OK, I asked for labels, which one might assume were as set by the factor call, but I get something quite ... what's the word, unintuitive?
> levels(fac)
[1] "one" "two" "three"
So it appears that setting labels is really setting levels.
> fac <- factor(1:3, levels=c("one", "two", "three"))
> levels(fac)
[1] "one" "two" "three"
OK that is as expected. So what are labels when one sets levels?
> fac <- factor(1:3, levels=c("one", "two", "three"), labels=c("x","y", "z") )
> labels(fac)
[1] "1" "2" "3"
> levels(fac)
[1] "x" "y" "z"
It would seem that 'labels' arguments for factor()
trump any 'levels' arguments for the specification of levels. Why should this be? And why does labels()
return what I would have imagined to be retrieved with as.character(as.numeric(fac))
?
(This was a tangential comment [labelled as such] in an earlier answer about assignment functions to which I was asked to move to a question. So here's your opportunity to enlighten me.)
如果你对这篇内容有疑问,欢迎到本站社区发帖提问 参与讨论,获取更多帮助,或者扫码二维码加入 Web 技术交流群。
绑定邮箱获取回复消息
由于您还没有绑定你的真实邮箱,如果其他用户或者作者回复了您的评论,将不能在第一时间通知您!
发布评论
评论(2)
我认为考虑
labels
和levels
之间差异的方法(忽略 Tommy 在他的答案中描述的labels()
函数)是levels
旨在告诉 R 在输入 (x
) 中查找哪些值以及在结果factor
的级别中使用什么顺序对象,而labels
是改变输入被编码为因子后的级别的值...正如Tommy的回答所建议的,factor返回的
被称为factor
对象没有任何部分()labels
...只是级别,已通过labels
参数调整...(清晰如泥)。例如:
因为在
levels
中找不到x
的前两个元素,所以f
的前两个元素是NA.因为
"d"
和"e"
包含在levels
中,所以它们甚至出现在f
的levels中尽管它们没有出现在x
中。现在使用标签:
R 找出因子中应包含的内容后,它会重新编码级别。人们当然可以用它来做一些令人费脑筋的事情,例如:
考虑
级别
的另一种方式是factor(x,levels=L1,labels=L2)
是相当于我认为此示例的适当措辞版本可能适合 Pat Burns 的 R inferno——第 8.2 节中有很多因素谜题,但不是这个特定的谜题……
I think the way to think about the difference between
labels
andlevels
(ignoring thelabels()
function that Tommy describes in his answer) is thatlevels
is intended to tell R which values to look for in the input (x
) and what order to use in the levels of the resultingfactor
object, andlabels
is to change the values of the levels after the input has been coded as a factor ... as suggested by Tommy's answer, there is no part of thefactor
object returned byfactor()
that is calledlabels
... just the levels, which have been adjusted by thelabels
argument ... (clear as mud).For example:
Because the first two elements of
x
were not found inlevels
, the first two elements off
areNA
. Because"d"
and"e"
were included inlevels
, they show up in the levels off
even though they did not occur inx
.Now with
labels
:After R figures out what should be in the factor, it re-codes the levels.
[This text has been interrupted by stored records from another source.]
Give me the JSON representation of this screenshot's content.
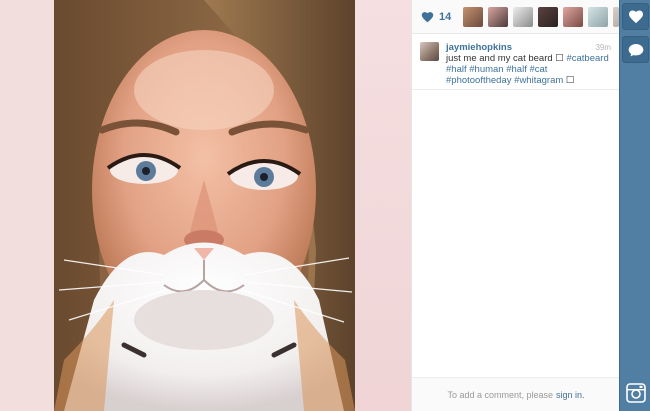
{
  "likes": {
    "count": "14",
    "icon": "heart-icon",
    "color": "#3f729b",
    "likers": [
      {
        "name": "liker-1",
        "color": "#6b4a3e"
      },
      {
        "name": "liker-2",
        "color": "#4b3a3a"
      },
      {
        "name": "liker-3",
        "color": "#8a8a8a"
      },
      {
        "name": "liker-4",
        "color": "#2b2220"
      },
      {
        "name": "liker-5",
        "color": "#7a4a44"
      },
      {
        "name": "liker-6",
        "color": "#8fa4a8"
      },
      {
        "name": "liker-7",
        "color": "#b8b0a8"
      }
    ]
  },
  "caption": {
    "username": "jaymiehopkins",
    "timestamp": "39m",
    "text_prefix": "just me and my cat beard ☐ ",
    "hashtags": [
      "#catbeard",
      "#half",
      "#human",
      "#half",
      "#cat",
      "#photooftheday",
      "#whitagram"
    ],
    "text_suffix": " ☐"
  },
  "comment_footer": {
    "prompt": "To add a comment, please",
    "link": "sign in."
  },
  "action_bar": {
    "buttons": [
      "heart-icon",
      "comment-icon"
    ],
    "logo": "instagram-logo-icon",
    "color": "#517fa4"
  }
}
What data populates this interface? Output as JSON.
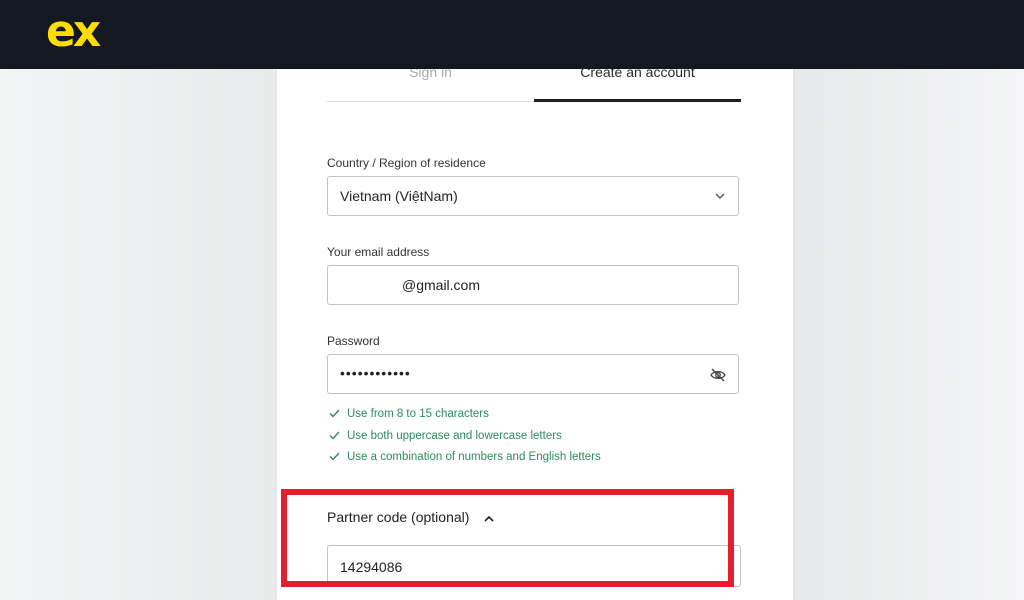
{
  "brand": {
    "logo_text": "ex",
    "logo_color": "#ffdd00",
    "topbar_color": "#141820"
  },
  "tabs": [
    {
      "label": "Sign in",
      "active": false
    },
    {
      "label": "Create an account",
      "active": true
    }
  ],
  "form": {
    "country": {
      "label": "Country / Region of residence",
      "value": "Vietnam (ViệtNam)"
    },
    "email": {
      "label": "Your email address",
      "value": "@gmail.com"
    },
    "password": {
      "label": "Password",
      "value": "••••••••••••",
      "visibility_icon": "eye-off-icon"
    },
    "password_rules": [
      "Use from 8 to 15 characters",
      "Use both uppercase and lowercase letters",
      "Use a combination of numbers and English letters"
    ],
    "partner_code": {
      "label": "Partner code (optional)",
      "value": "14294086",
      "expanded": true
    }
  },
  "colors": {
    "rule_ok": "#2e8a5e",
    "highlight": "#e21f2a"
  }
}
One can of course use this to do brain-frying things such as:
Another way to think about
levels
is thatfactor(x,levels=L1,labels=L2)
is equivalent toI think an appropriately phrased version of this example might be nice for Pat Burns's R inferno -- there are plenty of factor puzzles in section 8.2, but not this particular one ...
labels
函数听起来非常适合获取因子的标签。...但是
labels
函数与因素无关!它被用作获取某些东西来“标记”对象的通用方法。对于原子向量,这就是名称。但如果没有名称,labels
函数将返回强制转换为字符串的元素索引 - 类似于as.character(seq_along(x))
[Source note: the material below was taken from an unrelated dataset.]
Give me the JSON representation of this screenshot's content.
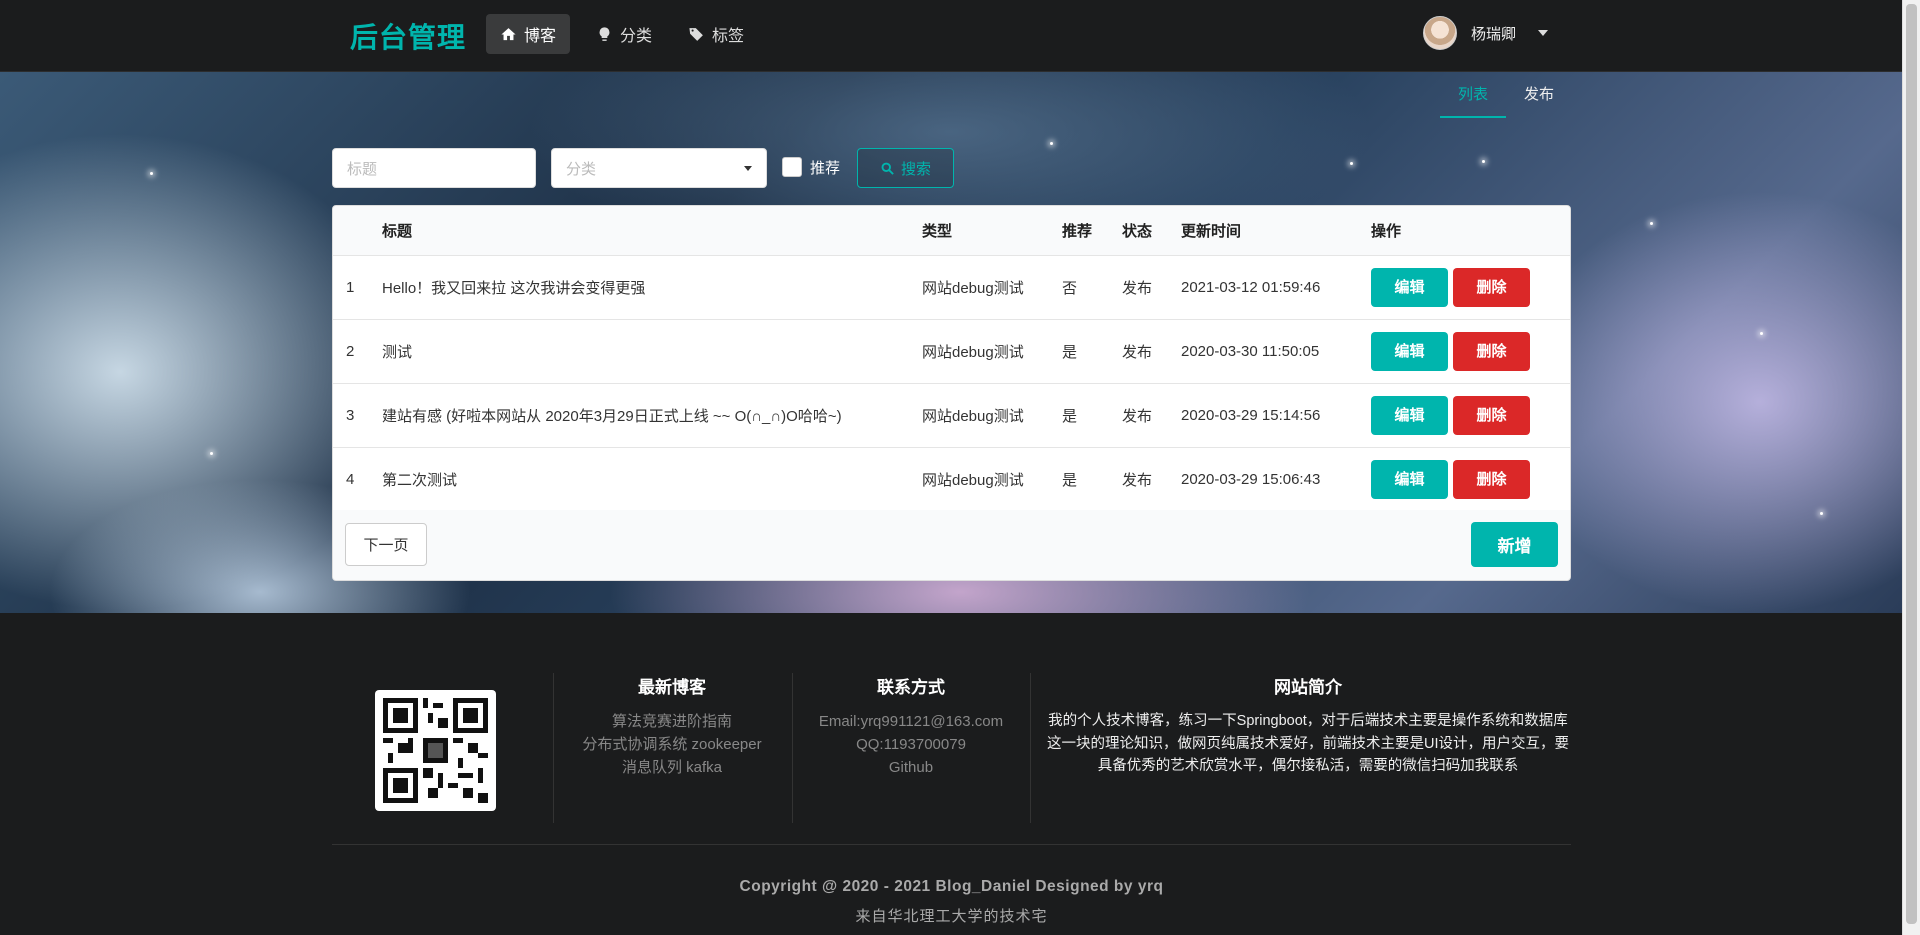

。...这就是当您尝试为某个因素贴上标签时所看到的结果。该因子是一个没有任何名称的整数向量,但具有
levels
属性。因子没有标签。它只有级别。
factor
的labels
参数只是一种能够给出一组字符串但生成另一组字符串作为级别的方法......但更令人困惑的是,
dput
函数将levels
属性打印为.Label
!我认为这是一个遗留问题...但是,由于
labels
是一个通用函数,因此定义labels.factor
可能是一个好主意,如下所示(目前有没有)。也许 R 核心需要考虑一些事情?The
labels
function sounds like the perfect fit for getting the labels of a factor....but the
labels
function has nothing to do with factors! It is used as a generic way of getting something to "label" an object. For atomic vectors, this would be the names. But if there are no names, thelabels
function returns the element indices coerced to strings - something likeas.character(seq_along(x))
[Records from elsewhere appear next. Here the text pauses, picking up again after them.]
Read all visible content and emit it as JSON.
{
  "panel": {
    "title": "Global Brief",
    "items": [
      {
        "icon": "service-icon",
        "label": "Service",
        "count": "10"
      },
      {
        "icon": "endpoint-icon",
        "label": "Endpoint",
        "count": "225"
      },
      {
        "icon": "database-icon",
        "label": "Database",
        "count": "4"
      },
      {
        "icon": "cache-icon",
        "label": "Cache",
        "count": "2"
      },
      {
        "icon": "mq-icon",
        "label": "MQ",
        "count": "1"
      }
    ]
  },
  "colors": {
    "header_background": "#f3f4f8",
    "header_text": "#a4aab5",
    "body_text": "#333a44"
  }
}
....So that's what your seeing when you try labels on a factor. The factor is an integer vector without any names, but with a
levels
attribute.A factor has no labels. It only has levels. The
labels
argument tofactor
is just a way to be able to give a set of strings but produce another set of strings as the levels...But to confuse things further, the
dput
function prints thelevels
attributes as.Label
! I think that is a legacy thing...However, since
labels
is a generic function, it would probably be a good idea to definelabels.factor
as follows (currently there is none). Perhaps something for R core to consider?